I'm not used to NC rust, I wish I had California rust but I'm real familiar with Pennsylvania rust, and it really stinks! Usually it means everthing below the door handles is gone or suspect, and there's no chemical alternative for repair- you need to weld.
Whoever sold you the West system did their job, they descibed their product and it's advantages. But looking at their website it looks like they're into non structural repairs. Patches on quarter panels, floorpans, even trunk floors would be great- as long as there's some metal to bond to you can create a solid non porus (read "not Bondo") surface that's plenty hard. No problem there, if you want to do that instead of weld in panels or patches that's OK.
But when you're talking about a structural component of a unibody vehicle you start to get into a different situation. The cowl and inner fenders are welded to the frame rails and T bar crossmember, and that does a couple things- first, holds up the front end and the power train, it keeps the body sguare so the doors close properly and the windshield doesn't break when you hit a pot hole, etc.. The engineers that designed it back in the day understood it all works together as a system. The epoxy is a different animal. Not only from an engineering perspective) different modulus of elasticity and tensile strengths, etc) but the epoxy gets harder than steel. That sounds good, but when you're trying to fix an existing structural defect there's already a problem. You can fill it with the magic epoxy and cover it with whatever you want, but it's still not doing the same job as the original. You might get it all back together and put a 318 in it and never have a problem. Put a bigger motor in it and horse it the body will flex. Steel remembers where it should be, the epoxy is going to either separate from the metal or crack, even with reinforcement in it. And God forbid you're in an accident.

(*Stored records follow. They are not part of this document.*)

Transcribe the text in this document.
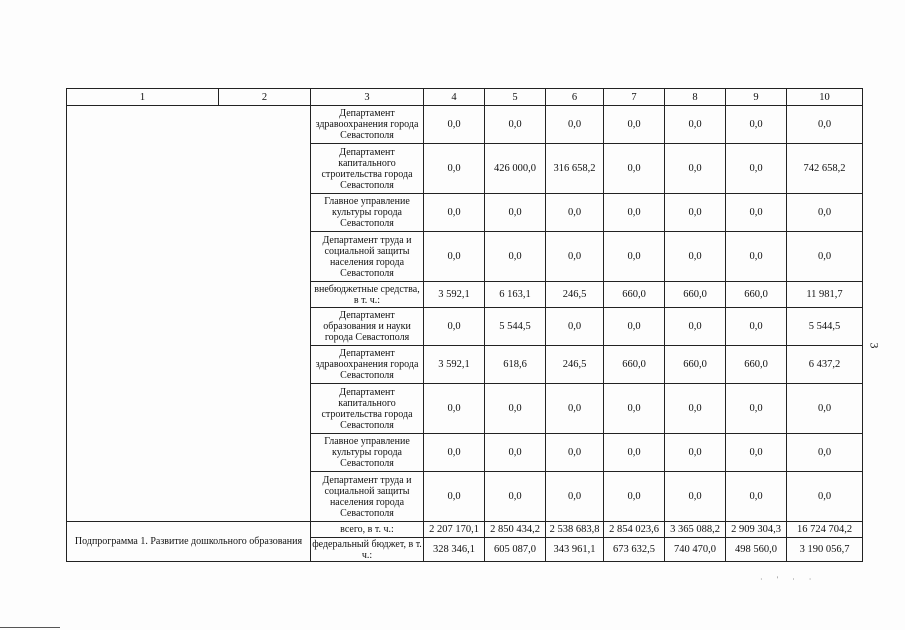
1	2	3	4	5	6	7	8	9	10
		Департамент здравоохранения города Севастополя	0,0	0,0	0,0	0,0	0,0	0,0	0,0
		Департамент капитального строительства города Севастополя	0,0	426 000,0	316 658,2	0,0	0,0	0,0	742 658,2
		Главное управление культуры города Севастополя	0,0	0,0	0,0	0,0	0,0	0,0	0,0
		Департамент труда и социальной защиты населения города Севастополя	0,0	0,0	0,0	0,0	0,0	0,0	0,0
		внебюджетные средства, в т. ч.:	3 592,1	6 163,1	246,5	660,0	660,0	660,0	11 981,7
		Департамент образования и науки города Севастополя	0,0	5 544,5	0,0	0,0	0,0	0,0	5 544,5
		Департамент здравоохранения города Севастополя	3 592,1	618,6	246,5	660,0	660,0	660,0	6 437,2
		Департамент капитального строительства города Севастополя	0,0	0,0	0,0	0,0	0,0	0,0	0,0
		Главное управление культуры города Севастополя	0,0	0,0	0,0	0,0	0,0	0,0	0,0
		Департамент труда и социальной защиты населения города Севастополя	0,0	0,0	0,0	0,0	0,0	0,0	0,0
Подпрограмма 1. Развитие дошкольного образования		всего, в т. ч.:	2 207 170,1	2 850 434,2	2 538 683,8	2 854 023,6	3 365 088,2	2 909 304,3	16 724 704,2
		федеральный бюджет, в т. ч.:	328 346,1	605 087,0	343 961,1	673 632,5	740 470,0	498 560,0	3 190 056,7
3
· ' · ·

Automotive epoxies have come a long way, I can remember when the first Fusor products came out. But they weren't then (and still aren't) used for structural components- you can't glue in a replacement frame rail. But just for kicks email the tech people at West and ask them if their product would be warrantied as a structural repair medium for a steel automobile. I can already guess what they'd tell you- No. Boats are a whole different breed of vehicle compared to an automobile, they're built with different materials for a reason. Even a fiberglass vehicle really isn't- maybe some exterior panels, but study the way a Vette is built and you'll find not only a full steel frame under it but a lot of steel supports in the body as well.

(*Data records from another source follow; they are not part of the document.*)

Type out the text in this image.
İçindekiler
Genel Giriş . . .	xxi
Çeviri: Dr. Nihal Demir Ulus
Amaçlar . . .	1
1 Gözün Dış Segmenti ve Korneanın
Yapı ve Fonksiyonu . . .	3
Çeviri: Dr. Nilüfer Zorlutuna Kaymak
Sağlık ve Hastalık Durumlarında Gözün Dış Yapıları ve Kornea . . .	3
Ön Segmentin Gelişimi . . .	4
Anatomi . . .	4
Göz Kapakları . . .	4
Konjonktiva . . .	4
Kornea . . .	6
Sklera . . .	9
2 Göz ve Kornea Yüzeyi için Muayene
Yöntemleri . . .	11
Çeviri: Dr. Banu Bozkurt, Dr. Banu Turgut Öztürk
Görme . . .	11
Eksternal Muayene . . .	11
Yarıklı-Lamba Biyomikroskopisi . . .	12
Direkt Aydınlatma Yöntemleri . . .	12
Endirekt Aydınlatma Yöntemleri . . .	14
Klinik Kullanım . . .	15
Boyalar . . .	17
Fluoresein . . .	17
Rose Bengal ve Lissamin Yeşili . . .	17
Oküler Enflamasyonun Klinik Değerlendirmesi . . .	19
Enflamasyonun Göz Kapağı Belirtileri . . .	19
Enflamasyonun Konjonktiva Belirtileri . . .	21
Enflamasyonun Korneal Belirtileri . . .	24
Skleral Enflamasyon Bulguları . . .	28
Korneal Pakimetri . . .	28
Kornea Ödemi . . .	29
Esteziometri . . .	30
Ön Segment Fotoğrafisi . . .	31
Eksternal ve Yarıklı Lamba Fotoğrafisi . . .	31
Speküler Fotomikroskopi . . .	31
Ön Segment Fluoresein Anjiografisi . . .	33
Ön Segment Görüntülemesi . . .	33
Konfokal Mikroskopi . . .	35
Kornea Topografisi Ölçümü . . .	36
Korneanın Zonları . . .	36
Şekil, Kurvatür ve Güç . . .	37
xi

Not trying to just start an argument with you dude, it's a nice car and deserves to be saved. I'm glad you're working on it. If you can't weld the major stuff like that it wouldn't be hard to find someone that could. It's a lot more than proving a point that you can do it- welding a patch in that crack probably would have taken less than a half hour and probably cost way less than $50 from a welder. I have friends that would have done it for nothing. But unless you're planning on welding in subframe connectors I think you're going to have problems, and why waste the time and effort then have to do it over again in a year or two?